先住民の権利と知識が気候適応の第一歩CEFR B2
2025年11月26日
原文: Liam Anderson, Global Voices • CC BY 3.0
写真: Daniel Granja, Unsplash
国連気候変動会議第30回会合(COP30)は2025年11月10日から21日までブラジルのベレンで開催され、会期中の11月12日には「現場から世界へ、そして再び現場へ――気候変動への先住民の適応の道筋」と題した討論会が行われました。気候科学者で先住民運動の指導者であるシネイア・ド・ヴァーレは、先住民の領域に関する権利の確保が効果的な気候政策への第一歩だと述べ、伝統知と科学的研究の統合を訴えました。
ド・ヴァーレは先住民コーカスの共同議長であり、COP30議長団に対する先住民の公式代表、さらにロライマ州先住民評議会(CIR)にある領土・環境・気候変動管理部(DGTAMC)のコーディネーターとして紹介されました。彼女は長年にわたり先住民の知識と協働し、アマゾンを極端な気象から守る活動を続けてきました。
ロライマ州の事例では、2024年の山火事が農耕地を含む田園部の広い範囲に影響を与え、先住民にとって重要な生物多様性や薬用植物、ブリティヤ(buriti)ヤシなどが破壊される危険があることが報告されました。国立宇宙研究所(Inpe)は2024年2月1日から23日にかけて1,692件の火災を検出し、過去の記録を上回ったことも示されました。

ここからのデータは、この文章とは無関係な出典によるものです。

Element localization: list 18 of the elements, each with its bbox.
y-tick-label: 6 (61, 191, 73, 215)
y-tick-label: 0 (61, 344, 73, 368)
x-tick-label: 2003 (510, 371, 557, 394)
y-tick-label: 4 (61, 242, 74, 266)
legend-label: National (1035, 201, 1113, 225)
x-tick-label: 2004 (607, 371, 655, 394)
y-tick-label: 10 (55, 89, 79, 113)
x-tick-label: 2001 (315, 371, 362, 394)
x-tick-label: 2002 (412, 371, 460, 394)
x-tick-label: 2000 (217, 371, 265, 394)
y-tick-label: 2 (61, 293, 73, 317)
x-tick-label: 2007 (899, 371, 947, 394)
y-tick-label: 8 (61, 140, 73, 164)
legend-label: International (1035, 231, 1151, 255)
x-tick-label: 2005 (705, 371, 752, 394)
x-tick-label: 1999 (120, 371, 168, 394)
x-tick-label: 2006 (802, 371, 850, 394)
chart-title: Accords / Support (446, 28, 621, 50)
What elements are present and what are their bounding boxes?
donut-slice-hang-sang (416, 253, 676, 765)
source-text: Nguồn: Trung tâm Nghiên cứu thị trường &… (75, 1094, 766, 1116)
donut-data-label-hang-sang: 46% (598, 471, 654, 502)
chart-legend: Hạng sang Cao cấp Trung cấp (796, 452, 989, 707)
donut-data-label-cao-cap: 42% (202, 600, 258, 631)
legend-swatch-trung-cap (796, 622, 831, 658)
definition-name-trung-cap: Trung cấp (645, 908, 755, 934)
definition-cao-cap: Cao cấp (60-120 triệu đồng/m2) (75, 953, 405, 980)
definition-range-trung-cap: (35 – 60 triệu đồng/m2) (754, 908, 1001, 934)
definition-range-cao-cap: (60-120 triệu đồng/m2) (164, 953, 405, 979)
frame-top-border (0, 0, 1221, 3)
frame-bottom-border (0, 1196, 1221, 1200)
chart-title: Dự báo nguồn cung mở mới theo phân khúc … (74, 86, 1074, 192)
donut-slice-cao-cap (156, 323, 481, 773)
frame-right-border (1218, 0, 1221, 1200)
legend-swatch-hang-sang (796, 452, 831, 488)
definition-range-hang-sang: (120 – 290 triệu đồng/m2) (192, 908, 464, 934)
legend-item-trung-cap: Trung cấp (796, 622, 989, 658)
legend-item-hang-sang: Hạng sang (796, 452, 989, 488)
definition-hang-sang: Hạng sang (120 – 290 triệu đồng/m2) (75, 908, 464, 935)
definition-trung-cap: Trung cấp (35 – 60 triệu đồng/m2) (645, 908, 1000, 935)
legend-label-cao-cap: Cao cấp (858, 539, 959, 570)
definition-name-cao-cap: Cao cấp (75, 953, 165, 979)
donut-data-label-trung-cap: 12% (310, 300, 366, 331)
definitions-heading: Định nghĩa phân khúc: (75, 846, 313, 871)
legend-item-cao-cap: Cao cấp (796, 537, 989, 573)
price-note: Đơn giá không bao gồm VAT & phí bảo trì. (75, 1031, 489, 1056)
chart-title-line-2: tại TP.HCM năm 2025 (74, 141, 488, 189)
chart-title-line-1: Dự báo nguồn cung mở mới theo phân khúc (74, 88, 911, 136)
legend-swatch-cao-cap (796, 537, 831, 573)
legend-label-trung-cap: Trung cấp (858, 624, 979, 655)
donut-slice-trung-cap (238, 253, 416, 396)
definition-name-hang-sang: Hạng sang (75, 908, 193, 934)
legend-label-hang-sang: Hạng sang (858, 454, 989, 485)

討論にはNICFI、UNFCCC、グリーン・クライメイト・ファンド、Elatia、テニュア・ファシリティなどの国際機関や基金が参加し、パネルはUNFCCCやグローバル・ゴール・オン・アダプテーションへの政策提言作成と、先住民主導の適応行動へ倫理的で公正な直接的気候資金を提供する道筋を示すことを目指しました。参加者は自発的な活動から支払いと支援のある措置への移行が必要だと強調しました。
難しい単語
- 先住民 — その 土地 に 長く 住んで きた 民族
- 適応 — 環境 の 変化 に 対応 する こと
- 伝統知 — 世代 を 超えて 伝わる 自然 の 知識
- 領域 — ある グループ が 管理 する 土地 や 範囲
- 検出する — 観測 や データ で 事実 を 見つける こと検出し
- 移行 — 一つ の 状態 から 別 の 状態 に 変わる こと
ヒント:記事中の強調表示された単語にマウスオーバー/フォーカス/タップすると、その場で簡単な意味が表示されます。
ディスカッション用の質問
- 伝統知と科学的研究を統合することは、どのように気候政策に役立つと思いますか。理由を述べてください。
- 自発的な活動から支払いと支援のある措置への移行には、どんな利点と課題があると思いますか。先住民の立場を考えて答えてください。
- 山火事で生物多様性や薬用植物が破壊される危険があります。先住民主導の適応行動を支援するために、どんな支援が有効だと思いますか。